Wed May 14 12:01pm EDT
Mitch Albom is no longer the most prominent MSM voice wondering about the attendance struggles for the Detroit Red Wings. Today, the Wall Street Journal picks up the story in "What Happened to Hockeytown?"; an in-depth and balanced look at the causes and effects of the empty seats at the Joe, where "blocks of four tickets could be purchased online three hours before Game 2" and scalpers were looking to dump tix for less than face value. The first factor is the most obvious one: Our booming war-time economy.
The tepid turnout is a reflection of both Michigan's sagging economy and the tough battle the NHL faces for fans. The Detroit area has been hit hard in the past few years as the Big Three auto makers and their suppliers slashed tens of thousands of jobs. The region ranks near the top in home foreclosures, too. Detroit's entertainment dollar is "severely stretched," says Comerica Bank chief economist Dana Johnson.
As the Journal points out, the Red Wings have tried to be proactive in marketing to fans after ignoring this issue for several seasons. Detroit hired Steve Violetta from Nashville as a marketing exec, and he responded by adding promotions and slashing prices for tickets and concessions. It's helped, but it hasn't stopped the Red Wings' attendance problems from becoming a major storyline for the playoffs.

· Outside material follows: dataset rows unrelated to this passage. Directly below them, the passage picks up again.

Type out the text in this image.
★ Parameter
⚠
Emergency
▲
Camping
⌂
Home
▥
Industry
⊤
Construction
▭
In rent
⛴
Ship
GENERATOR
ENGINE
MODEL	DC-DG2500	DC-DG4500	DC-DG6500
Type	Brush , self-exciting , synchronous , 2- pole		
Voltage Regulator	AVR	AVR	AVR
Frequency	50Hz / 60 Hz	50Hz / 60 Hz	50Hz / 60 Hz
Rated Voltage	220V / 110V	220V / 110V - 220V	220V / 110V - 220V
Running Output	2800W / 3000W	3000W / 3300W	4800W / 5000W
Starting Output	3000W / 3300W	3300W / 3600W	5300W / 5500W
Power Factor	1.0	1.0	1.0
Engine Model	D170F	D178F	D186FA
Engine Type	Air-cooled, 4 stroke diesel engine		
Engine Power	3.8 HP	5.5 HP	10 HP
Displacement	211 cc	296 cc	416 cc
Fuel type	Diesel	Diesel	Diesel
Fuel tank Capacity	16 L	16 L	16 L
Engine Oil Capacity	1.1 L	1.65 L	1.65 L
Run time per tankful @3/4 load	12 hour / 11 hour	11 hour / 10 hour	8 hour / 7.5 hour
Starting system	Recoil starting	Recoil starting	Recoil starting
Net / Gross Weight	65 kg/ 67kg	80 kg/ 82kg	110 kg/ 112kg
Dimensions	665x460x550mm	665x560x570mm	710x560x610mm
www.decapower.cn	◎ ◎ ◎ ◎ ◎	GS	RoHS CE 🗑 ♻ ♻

The article goes on to indentify the "too much of a good thing" factor, in which so much success creates fan "malaise" that deadens the arena and keeps fans away. (As a Devils fan, I've always felt there's some truth to this.) A touchier subject is the fact that his collection of Red Wings has a much more pronounced international flavor than previous championship teams:
Others suggest that Detroit hockey fans need to form bonds with the new players, often Europeans, who dominate the roster. Steve Yzerman, the team's longtime face, retired in 2006. Other well-known names like Brendan Shanahan now play in other cities. The stands are still flooded with fans wearing jerseys with the names of Mr. Yzerman and Mr. Shanahan on their backs.
Fans do appear to be warming to the new generation of Red Wings. Center Johan Franzen, for instance, is on a record-setting scoring pace in the playoffs. Veteran Kris Draper insists that Mr. Franzen, nicknamed "The Mule" for his gritty play, is custom-made for Detroit's blue-collar ethic. Others, including center Henrik Zetterberg, are slowly gaining recognition after spending years playing in Mr. Yzerman's shadow.
Don Cherry's "it's a redneck town" comments about Detroit were an off-shoot of this argument, leading Montreal Gazette columnist Pat Hickey to fire back with an "it's the economy, stupid" jab at Cherry: "Well Don, anyone who knows anything about what's happening in Detroit knows that it is the economy and the next time you go on a rant, you should check your facts."
All of these reasons have varying degrees of validity. Yet the bottom line is that the best team in the NHL is struggling to sell out conference championship home games. That's embarrassing, and in the eyes of Battle of Western Canada, it's a rather disturbing harbinger of things to come: "If Detroit can not sell tickets now, in the third round of the playoffs when their team is looking like the best, then how are they going to sell tickets in a few years when they slip to worst in the league?"